Apps recommendation ranking at Google Play store.
- Two-step recommendation:
- Retrieval system, which returns a short list of items as the candidate pool;
- Ranking system, which ranks all candidate items by their scores. - The score of an item (e.g. an app) is the probability of a user action label (e.g. app acquisition) conditioned on
- user features
- context features
- item features - Two objectives:
- Memorization: learning the frequent co-occurrence of items or features and exploiting the correlation available in the historical data.
- Generalization: exploring new feature combinations that have never or rarely occurred in the past based on transitivity of correlation. - Background knowledge:
- Collaborative filtering achieves memorization by using the sparse user-item interaction matrix.
- Typically, serving a query entails finding the top-k similar items to the items that this user has historically interacted with.
- Matrix factorization is a technique that reduces the dimension of user and item vectors (through SVD++, etc).
- Logistic regression is a simple, scalable and interpretable model for predicting the user action (e.g. CTR) based on manual feature engineering (or GBDT).
- Factorization machines learn low-dimensional embeddings for features and include pairwise combinations of features. - Problems with past work:
- Linear models generalize poorly to unseen feature interactions.

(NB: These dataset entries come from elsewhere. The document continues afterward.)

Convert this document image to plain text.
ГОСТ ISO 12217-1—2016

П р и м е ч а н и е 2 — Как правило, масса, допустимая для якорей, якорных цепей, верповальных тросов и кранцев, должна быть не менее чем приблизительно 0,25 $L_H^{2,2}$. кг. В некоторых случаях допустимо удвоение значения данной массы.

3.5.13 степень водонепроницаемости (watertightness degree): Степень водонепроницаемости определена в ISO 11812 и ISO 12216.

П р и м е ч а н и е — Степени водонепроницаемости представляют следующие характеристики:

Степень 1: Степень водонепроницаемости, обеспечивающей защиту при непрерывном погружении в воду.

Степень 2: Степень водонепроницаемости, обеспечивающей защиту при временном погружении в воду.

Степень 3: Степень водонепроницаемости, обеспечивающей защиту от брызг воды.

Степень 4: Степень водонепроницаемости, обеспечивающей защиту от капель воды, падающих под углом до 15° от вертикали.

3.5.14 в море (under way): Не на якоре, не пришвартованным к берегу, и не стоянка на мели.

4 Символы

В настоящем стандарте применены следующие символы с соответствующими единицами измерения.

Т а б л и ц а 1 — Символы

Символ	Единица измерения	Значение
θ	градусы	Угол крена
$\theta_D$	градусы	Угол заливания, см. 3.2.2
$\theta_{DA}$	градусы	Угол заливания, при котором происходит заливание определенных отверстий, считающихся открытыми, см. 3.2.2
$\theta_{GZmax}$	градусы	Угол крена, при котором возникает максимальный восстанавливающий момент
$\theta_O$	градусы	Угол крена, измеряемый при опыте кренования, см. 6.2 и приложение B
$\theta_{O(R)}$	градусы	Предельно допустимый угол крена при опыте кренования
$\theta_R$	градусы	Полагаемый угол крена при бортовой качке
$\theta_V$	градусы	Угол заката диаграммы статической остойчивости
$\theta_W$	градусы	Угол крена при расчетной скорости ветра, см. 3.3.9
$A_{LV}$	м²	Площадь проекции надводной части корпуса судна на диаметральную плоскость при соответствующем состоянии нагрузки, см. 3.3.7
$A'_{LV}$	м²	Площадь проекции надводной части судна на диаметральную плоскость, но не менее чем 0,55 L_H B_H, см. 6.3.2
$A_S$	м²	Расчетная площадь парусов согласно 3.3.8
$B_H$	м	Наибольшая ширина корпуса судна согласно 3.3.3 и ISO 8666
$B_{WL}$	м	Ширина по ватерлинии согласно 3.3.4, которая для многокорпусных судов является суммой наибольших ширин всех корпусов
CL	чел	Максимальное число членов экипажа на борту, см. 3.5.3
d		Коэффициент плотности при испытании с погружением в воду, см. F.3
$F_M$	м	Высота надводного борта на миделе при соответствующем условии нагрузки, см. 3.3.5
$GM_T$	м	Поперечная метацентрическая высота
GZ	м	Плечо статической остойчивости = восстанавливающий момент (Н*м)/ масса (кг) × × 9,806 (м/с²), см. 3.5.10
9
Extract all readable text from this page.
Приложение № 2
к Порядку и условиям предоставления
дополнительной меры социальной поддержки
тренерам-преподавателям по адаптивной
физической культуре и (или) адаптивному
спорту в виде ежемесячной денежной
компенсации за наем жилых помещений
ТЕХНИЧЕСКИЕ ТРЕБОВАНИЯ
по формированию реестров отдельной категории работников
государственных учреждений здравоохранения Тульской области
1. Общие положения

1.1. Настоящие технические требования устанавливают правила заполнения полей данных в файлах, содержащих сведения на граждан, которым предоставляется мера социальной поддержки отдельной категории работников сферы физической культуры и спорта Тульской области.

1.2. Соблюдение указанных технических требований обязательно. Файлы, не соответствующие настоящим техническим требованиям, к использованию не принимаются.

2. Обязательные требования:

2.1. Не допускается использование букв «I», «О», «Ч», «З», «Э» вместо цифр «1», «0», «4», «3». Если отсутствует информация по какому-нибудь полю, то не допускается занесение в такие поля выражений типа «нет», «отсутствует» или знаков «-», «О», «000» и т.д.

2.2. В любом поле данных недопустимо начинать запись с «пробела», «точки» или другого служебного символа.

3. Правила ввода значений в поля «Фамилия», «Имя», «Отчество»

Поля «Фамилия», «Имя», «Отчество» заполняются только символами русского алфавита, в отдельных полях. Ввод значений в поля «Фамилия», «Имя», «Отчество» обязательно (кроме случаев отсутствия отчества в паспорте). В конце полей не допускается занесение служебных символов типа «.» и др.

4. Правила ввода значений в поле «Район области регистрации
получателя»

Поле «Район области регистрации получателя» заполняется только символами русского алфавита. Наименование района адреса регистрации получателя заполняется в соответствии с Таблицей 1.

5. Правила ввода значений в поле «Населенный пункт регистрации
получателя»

- Embedding-based models can over-generalize when the user-item interactions are sparse and high-rank. - The approach of the paper:
- The model includes a linear combination of a wide component and a deep component.

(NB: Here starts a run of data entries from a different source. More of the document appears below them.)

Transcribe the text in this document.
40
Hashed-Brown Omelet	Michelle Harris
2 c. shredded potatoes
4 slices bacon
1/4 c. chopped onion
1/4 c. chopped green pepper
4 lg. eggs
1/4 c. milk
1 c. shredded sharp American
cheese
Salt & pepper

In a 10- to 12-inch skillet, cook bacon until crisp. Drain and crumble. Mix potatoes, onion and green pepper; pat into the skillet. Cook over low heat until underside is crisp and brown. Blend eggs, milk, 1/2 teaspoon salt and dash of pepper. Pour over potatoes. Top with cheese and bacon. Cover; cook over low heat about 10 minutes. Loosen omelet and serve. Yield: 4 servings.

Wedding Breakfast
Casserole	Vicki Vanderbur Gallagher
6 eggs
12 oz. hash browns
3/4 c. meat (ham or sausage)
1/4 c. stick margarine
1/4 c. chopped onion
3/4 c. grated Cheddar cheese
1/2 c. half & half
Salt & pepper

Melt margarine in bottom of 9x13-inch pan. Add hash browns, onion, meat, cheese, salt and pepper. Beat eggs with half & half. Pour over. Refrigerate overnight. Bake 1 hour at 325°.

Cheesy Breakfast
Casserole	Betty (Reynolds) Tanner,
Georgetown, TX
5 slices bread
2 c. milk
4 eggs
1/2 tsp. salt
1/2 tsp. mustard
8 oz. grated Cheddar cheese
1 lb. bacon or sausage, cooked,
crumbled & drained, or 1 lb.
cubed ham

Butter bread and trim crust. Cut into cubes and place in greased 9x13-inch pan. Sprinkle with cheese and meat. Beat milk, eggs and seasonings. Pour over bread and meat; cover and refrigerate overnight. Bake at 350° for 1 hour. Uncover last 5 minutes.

- The wide component is a generalized linear model with cross-product transformations.
- The deep component is a feed-forward neural network that contains 3 ReLU layers.
- The two components undergo joint training instead of simple ensemble.
- System implementation:
- The training set contains over 500 billing examples, each corresponds to one impression.
- Categorical feature strings are mapped to integer IDs, and then generate 32-dimensional embeddings.
- Continuous feature values are normalized to [0,1] based on their CDF quantiles.
- All the feature embeddings are concatenated into a ~1200-dimensional dense vector before being fed into the deep component.
- The embeddings and the linear model weights are initialized from the previous model for a new training set.
- Multithreading parallelism is used to reduce the serving latency.
- Evaluation metrics:
- acquisition rates in online A/B tests
- AUC in offline holdout data
References:
- Cheng, Heng-Tze, et al. Wide & Deep Learning for Recommender Systems. Proceedings of the 1st workshop on deep learning for recommender systems. ACM, 2016.